No matter that the scheme was never put into action. No matter that the CIA is regularly assassinating suspected terrorists by means of unmanned drones, without a squeak of protest from Capitol Hill. No matter even that Congress had in fact been informed about the thinking behind the programme. Yes, after revelation of previous such CIA misdeeds, President Gerald Ford in 1976 issued a presidential order banning assassination of foreign individuals. But President George W Bush in late 2001 partially rescinded this order with one of his own, that authorised the agency to pursue such efforts against al-Qa'ida.
However a wearily familiar ritual seems about to unfold. A Congressional committee has demanded documents from the CIA and a full-blown investigation seems likely. If so, the near certain result will be further confrontation between the agency and the politicians, further blows to CIA morale and, in all likelihood, further constraints on its operations.
In fact this affair is both a red herring and a symptom of far deeper problems that raise the issue of whether the US needs the CIA at all, at least as presently conceived. It is a red herring because a far more important investigation is the criminal one that Eric Holder, the Attorney General, may mount into whether CIA operatives broke the country's laws against torture in their interrogations of terrorist suspects. Such a probe would tackle a controversy that has sullied America's name around the world.
But it would also be a cop-out. The Obama administration has already made clear it will not go after the people ultimately responsible for these savage practices – not just the enabling apparatchik lawyers at the Bush Justice Department, but the top officials who most strongly advocated them, among them Mr Cheney. It would be manifestly wrong for these individuals to escape scot free if minions at the CIA are to be punished.
Yet the row over whether the agency illegally kept Congress in the dark over the assassination programme raises the even more basic question of how an intelligence service, whose activities by definition are secret, should be held accountable. That question is especially thorny in a system as open as that of America, when the intelligence service involved is as large and powerful as the CIA, and when the abuses – including torture and the uncharted "ghost camps" where the torture was often carried out – were as egregious as during the previous presidency. These latter have shamed the country. Equally undeniably, meddling by Congress has interfered with the CIA's ability to do its job.

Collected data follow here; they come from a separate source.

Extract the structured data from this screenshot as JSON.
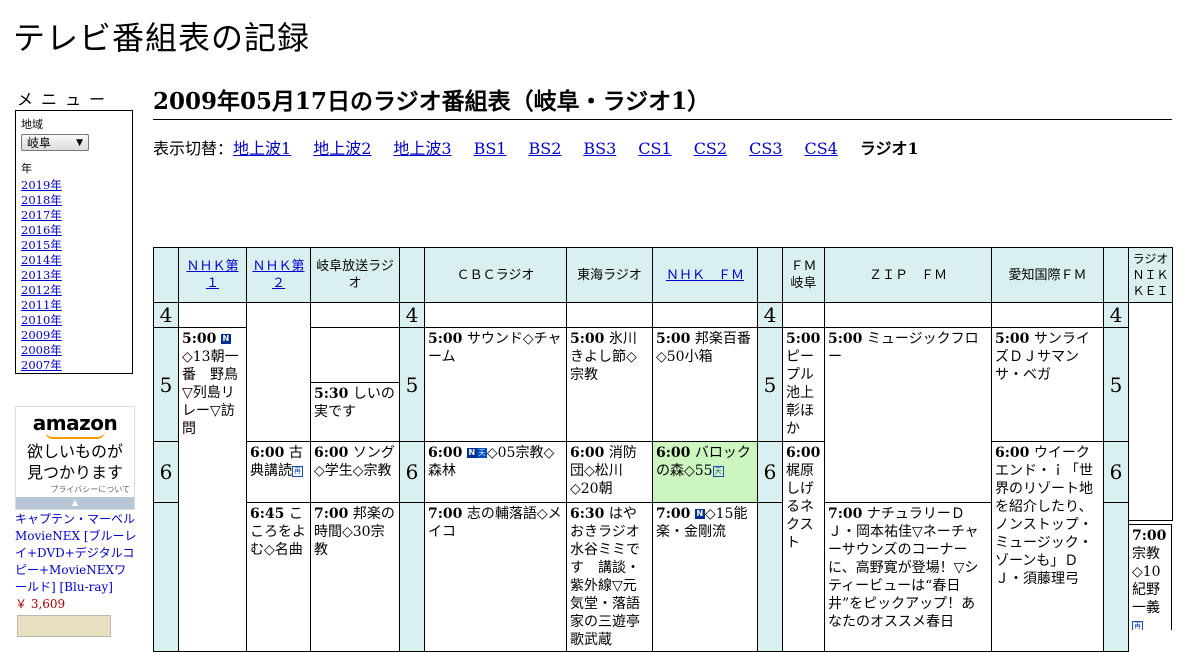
{
  "site_title": "テレビ番組表の記録",
  "menu": {
    "label": "メニュー",
    "region_caption": "地域",
    "region_value": "岐阜",
    "year_caption": "年",
    "years": [
      "2019年",
      "2018年",
      "2017年",
      "2016年",
      "2015年",
      "2014年",
      "2013年",
      "2012年",
      "2011年",
      "2010年",
      "2009年",
      "2008年",
      "2007年"
    ]
  },
  "ad": {
    "logo": "amazon",
    "catch_line1": "欲しいものが",
    "catch_line2": "見つかります",
    "privacy": "プライバシーについて",
    "product_title": "キャプテン・マーベル MovieNEX [ブルーレイ+DVD+デジタルコピー+MovieNEXワールド] [Blu-ray]",
    "product_price": "￥ 3,609"
  },
  "page_heading": "2009年05月17日のラジオ番組表（岐阜・ラジオ1）",
  "switcher": {
    "label": "表示切替：",
    "links": [
      "地上波1",
      "地上波2",
      "地上波3",
      "BS1",
      "BS2",
      "BS3",
      "CS1",
      "CS2",
      "CS3",
      "CS4"
    ],
    "current": "ラジオ1"
  },
  "stations": [
    "ＮＨＫ第１",
    "ＮＨＫ第２",
    "岐阜放送ラジオ",
    "ＣＢＣラジオ",
    "東海ラジオ",
    "ＮＨＫ　ＦＭ",
    "ＦＭ岐阜",
    "ＺＩＰ　ＦＭ",
    "愛知国際ＦＭ",
    "ラジオＮＩＫＫＥＩ"
  ],
  "hours": [
    "4",
    "5",
    "6"
  ],
  "programs": {
    "nhk1_500_time": "5:00",
    "nhk1_500_text": "◇13朝一番　野鳥▽列島リレー▽訪問",
    "gifu_530_time": "5:30",
    "gifu_530_text": "しいの実です",
    "nhk2_600_time": "6:00",
    "nhk2_600_text": "古典講読",
    "nhk2_645_time": "6:45",
    "nhk2_645_text": "こころをよむ◇名曲",
    "gifu_600_time": "6:00",
    "gifu_600_text": "ソング◇学生◇宗教",
    "gifu_700_time": "7:00",
    "gifu_700_text": "邦楽の時間◇30宗教",
    "cbc_500_time": "5:00",
    "cbc_500_text": "サウンド◇チャーム",
    "cbc_600_time": "6:00",
    "cbc_600_text": "◇05宗教◇森林",
    "cbc_700_time": "7:00",
    "cbc_700_text": "志の輔落語◇メイコ",
    "tokai_500_time": "5:00",
    "tokai_500_text": "氷川きよし節◇宗教",
    "tokai_600_time": "6:00",
    "tokai_600_text": "消防団◇松川◇20朝",
    "tokai_630_time": "6:30",
    "tokai_630_text": "はやおきラジオ水谷ミミです　講談・紫外線▽元気堂・落語家の三遊亭歌武蔵",
    "nhkfm_500_time": "5:00",
    "nhkfm_500_text": "邦楽百番◇50小箱",
    "nhkfm_600_time": "6:00",
    "nhkfm_600_text": "バロックの森◇55",
    "nhkfm_700_time": "7:00",
    "nhkfm_700_text": "◇15能楽・金剛流",
    "fmgifu_500_time": "5:00",
    "fmgifu_500_text": "ピープル池上彰ほか",
    "fmgifu_600_time": "6:00",
    "fmgifu_600_text": "梶原しげるネクスト",
    "zip_500_time": "5:00",
    "zip_500_text": "ミュージックフロー",
    "zip_700_time": "7:00",
    "zip_700_text": "ナチュラリーＤＪ・岡本祐佳▽ネーチャーサウンズのコーナーに、高野寛が登場！▽シティービューは“春日井”をピックアップ！あなたのオススメ春日",
    "aichi_500_time": "5:00",
    "aichi_500_text": "サンライズＤＪサマンサ・ベガ",
    "aichi_600_time": "6:00",
    "aichi_600_text": "ウイークエンド・ｉ「世界のリゾート地を紹介したり、ノンストップ・ミュージック・ゾーンも」ＤＪ・須藤理弓",
    "nikkei_700_time": "7:00",
    "nikkei_700_text": "宗教◇10紀野一義"
  },
  "icons": {
    "news": "N",
    "weather": "天",
    "rebroadcast": "再"
  }
}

The truth is that America has never come to terms with the CIA as currently constituted and probably never will. The country could do worse than take a fresh look at the proposal of the late senator Daniel Patrick Moynihan of New York in the 1990s that the CIA should simply be abolished. Mr Moynihan argued that the State Department could be placed in charge of its intelligence gathering and analysis functions, while the CIA's paramilitary operations would be merged into the Pentagon's special operations side. This is a radical solution, but one surely preferable to the endless war of attrition between Congress and the CIA that nobody wins.